“不!黄公,您是一使节,您必须——”
“正因为我是主使,我才不能走。”黄宗羲打断他,神色淡然,“我若走了,酒井便有借口说我们心虚潜逃,甚至栽赃我们刺探军情。但我若留下,他反而不敢妄动——杀一个明国侍郎,和扣留一个明国侍郎,分量天差地别。”
“可是……”
“没有可是。”黄宗羲将油纸包塞进周亮工怀里,推着他走向密探,“把这份东西带回大明,面呈英王。一字不漏,告诉他:黄宗羲无能,辱没国格,唯有一死以谢陛下。但请殿下……勿忘今日之耻。”

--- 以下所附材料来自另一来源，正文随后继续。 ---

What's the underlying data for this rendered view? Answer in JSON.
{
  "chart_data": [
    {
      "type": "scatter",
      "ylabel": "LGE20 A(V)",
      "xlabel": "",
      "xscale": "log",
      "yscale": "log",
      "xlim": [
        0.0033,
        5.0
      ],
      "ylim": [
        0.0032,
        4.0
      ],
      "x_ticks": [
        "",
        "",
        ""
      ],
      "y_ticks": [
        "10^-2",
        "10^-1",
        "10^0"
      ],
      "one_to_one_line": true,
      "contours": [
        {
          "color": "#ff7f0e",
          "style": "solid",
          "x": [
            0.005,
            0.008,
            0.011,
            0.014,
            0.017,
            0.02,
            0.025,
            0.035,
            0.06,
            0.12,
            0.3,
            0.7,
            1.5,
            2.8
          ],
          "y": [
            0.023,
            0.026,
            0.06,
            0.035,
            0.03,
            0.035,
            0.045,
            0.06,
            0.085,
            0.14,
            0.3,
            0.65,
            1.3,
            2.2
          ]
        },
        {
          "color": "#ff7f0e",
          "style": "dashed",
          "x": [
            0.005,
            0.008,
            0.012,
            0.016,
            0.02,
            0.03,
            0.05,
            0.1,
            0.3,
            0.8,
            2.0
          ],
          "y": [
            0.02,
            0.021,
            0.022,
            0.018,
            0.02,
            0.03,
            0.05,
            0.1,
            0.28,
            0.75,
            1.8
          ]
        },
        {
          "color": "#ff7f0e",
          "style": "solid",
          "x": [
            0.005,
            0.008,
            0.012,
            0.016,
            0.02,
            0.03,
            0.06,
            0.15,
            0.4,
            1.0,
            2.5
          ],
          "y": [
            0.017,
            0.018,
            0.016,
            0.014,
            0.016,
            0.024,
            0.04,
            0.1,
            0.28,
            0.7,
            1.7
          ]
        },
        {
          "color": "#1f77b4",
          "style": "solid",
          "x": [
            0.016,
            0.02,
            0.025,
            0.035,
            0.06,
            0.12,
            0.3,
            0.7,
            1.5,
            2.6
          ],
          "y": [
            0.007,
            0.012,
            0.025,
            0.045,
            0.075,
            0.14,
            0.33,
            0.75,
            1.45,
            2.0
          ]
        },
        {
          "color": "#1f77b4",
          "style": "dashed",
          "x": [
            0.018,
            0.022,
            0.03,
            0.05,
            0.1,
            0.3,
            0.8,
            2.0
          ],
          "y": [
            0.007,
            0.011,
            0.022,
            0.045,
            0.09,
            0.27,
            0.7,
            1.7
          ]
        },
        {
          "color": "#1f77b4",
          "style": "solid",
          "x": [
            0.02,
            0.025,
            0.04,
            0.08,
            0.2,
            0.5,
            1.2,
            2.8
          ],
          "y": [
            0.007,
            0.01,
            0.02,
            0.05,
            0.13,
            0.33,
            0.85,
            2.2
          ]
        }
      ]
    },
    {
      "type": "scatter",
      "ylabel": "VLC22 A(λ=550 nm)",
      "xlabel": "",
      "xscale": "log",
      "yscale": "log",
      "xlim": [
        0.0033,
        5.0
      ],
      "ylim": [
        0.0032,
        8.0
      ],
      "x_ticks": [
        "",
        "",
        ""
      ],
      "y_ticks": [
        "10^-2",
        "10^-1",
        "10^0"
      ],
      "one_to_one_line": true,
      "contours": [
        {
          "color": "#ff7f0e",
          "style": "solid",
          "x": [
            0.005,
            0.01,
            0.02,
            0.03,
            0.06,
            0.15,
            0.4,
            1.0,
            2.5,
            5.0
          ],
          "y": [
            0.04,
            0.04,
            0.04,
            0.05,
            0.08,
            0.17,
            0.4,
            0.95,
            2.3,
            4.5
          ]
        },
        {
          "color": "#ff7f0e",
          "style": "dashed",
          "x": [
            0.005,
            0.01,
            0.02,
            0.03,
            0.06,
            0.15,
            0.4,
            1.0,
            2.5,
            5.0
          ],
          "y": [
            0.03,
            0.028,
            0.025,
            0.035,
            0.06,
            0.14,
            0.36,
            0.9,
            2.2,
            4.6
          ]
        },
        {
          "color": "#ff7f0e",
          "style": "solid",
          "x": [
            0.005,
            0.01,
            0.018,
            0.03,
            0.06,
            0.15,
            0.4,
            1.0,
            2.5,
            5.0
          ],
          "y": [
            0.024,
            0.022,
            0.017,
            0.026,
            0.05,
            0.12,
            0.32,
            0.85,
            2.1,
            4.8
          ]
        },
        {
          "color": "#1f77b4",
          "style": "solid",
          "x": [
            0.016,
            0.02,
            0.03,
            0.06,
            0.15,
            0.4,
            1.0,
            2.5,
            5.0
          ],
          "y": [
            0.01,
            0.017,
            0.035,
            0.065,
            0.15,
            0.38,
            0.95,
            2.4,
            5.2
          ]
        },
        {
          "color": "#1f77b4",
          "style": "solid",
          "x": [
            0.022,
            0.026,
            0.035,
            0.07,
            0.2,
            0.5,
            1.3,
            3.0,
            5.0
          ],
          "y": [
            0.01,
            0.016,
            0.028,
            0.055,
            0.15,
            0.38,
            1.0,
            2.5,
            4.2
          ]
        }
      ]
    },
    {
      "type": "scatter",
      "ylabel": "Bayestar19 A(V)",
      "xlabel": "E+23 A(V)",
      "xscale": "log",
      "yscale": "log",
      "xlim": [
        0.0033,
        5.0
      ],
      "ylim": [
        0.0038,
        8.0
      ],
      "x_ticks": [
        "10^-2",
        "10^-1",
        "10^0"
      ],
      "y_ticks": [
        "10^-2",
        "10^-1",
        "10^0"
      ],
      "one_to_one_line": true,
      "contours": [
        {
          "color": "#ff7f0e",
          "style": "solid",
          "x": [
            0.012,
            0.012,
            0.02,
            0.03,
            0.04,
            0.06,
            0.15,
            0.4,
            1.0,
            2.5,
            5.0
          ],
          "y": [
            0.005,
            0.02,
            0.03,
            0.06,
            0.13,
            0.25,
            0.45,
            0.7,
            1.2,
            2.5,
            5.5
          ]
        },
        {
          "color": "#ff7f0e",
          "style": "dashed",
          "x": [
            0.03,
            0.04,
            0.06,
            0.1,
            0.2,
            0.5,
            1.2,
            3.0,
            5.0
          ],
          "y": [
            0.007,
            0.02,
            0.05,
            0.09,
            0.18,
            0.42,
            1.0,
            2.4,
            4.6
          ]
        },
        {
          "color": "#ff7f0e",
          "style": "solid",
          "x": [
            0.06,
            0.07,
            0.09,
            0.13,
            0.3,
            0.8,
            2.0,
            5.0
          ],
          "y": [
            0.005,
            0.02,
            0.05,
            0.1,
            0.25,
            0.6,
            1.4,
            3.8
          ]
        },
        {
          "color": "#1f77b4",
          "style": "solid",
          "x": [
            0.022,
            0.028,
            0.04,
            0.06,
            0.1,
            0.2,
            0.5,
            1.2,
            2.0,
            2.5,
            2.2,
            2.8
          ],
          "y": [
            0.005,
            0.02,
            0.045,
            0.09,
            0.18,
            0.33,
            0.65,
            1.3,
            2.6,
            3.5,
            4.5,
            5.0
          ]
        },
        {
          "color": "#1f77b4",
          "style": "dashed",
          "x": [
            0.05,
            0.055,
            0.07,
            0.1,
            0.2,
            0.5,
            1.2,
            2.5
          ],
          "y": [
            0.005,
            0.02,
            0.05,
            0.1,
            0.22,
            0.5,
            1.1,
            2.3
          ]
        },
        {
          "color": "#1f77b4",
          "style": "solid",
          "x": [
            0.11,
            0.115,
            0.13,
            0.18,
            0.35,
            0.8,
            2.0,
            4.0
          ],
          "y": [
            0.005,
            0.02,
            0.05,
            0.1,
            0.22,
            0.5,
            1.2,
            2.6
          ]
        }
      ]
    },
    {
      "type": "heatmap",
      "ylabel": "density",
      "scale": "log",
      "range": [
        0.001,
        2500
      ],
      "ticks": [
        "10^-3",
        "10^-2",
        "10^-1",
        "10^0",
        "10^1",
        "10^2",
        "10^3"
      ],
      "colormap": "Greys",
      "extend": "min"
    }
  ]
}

周亮工热泪盈眶,还要再说,被密探一把拉住:“周大人,再不走就来不及了!”
两人消失在暗门后。
黄宗羲重新坐回灯下,整了整官袍,将那份撕碎的国书碎片在桌上拼好,然后提笔,在空白处开始书写。
写他这一生。
写少年求学,青年着书,中年入仕。
写他为何不怕死——因为早就把该说的、该骂的,都说了,都骂了。此生无愧于天地,无愧于本心。
写到子时,门外果然传来密集的脚步声。
“砰!”
房门被粗暴踹开,十几个武士冲进来,为首的是个独眼龙,叫井上十兵卫,酒井的心腹。他扫视屋内,见只有黄宗羲一人,独眼一眯:“黄侍郎,其他人呢?”
“歇息了。”黄宗羲头也不抬,继续写字。
“奉老中之命,请侍郎去奉行所问话,关于长崎走私案——”
“不去。”
井上十兵卫一愣,没想到对方如此干脆。他按刀上前,威胁道:“侍郎不要敬酒不吃吃罚酒。”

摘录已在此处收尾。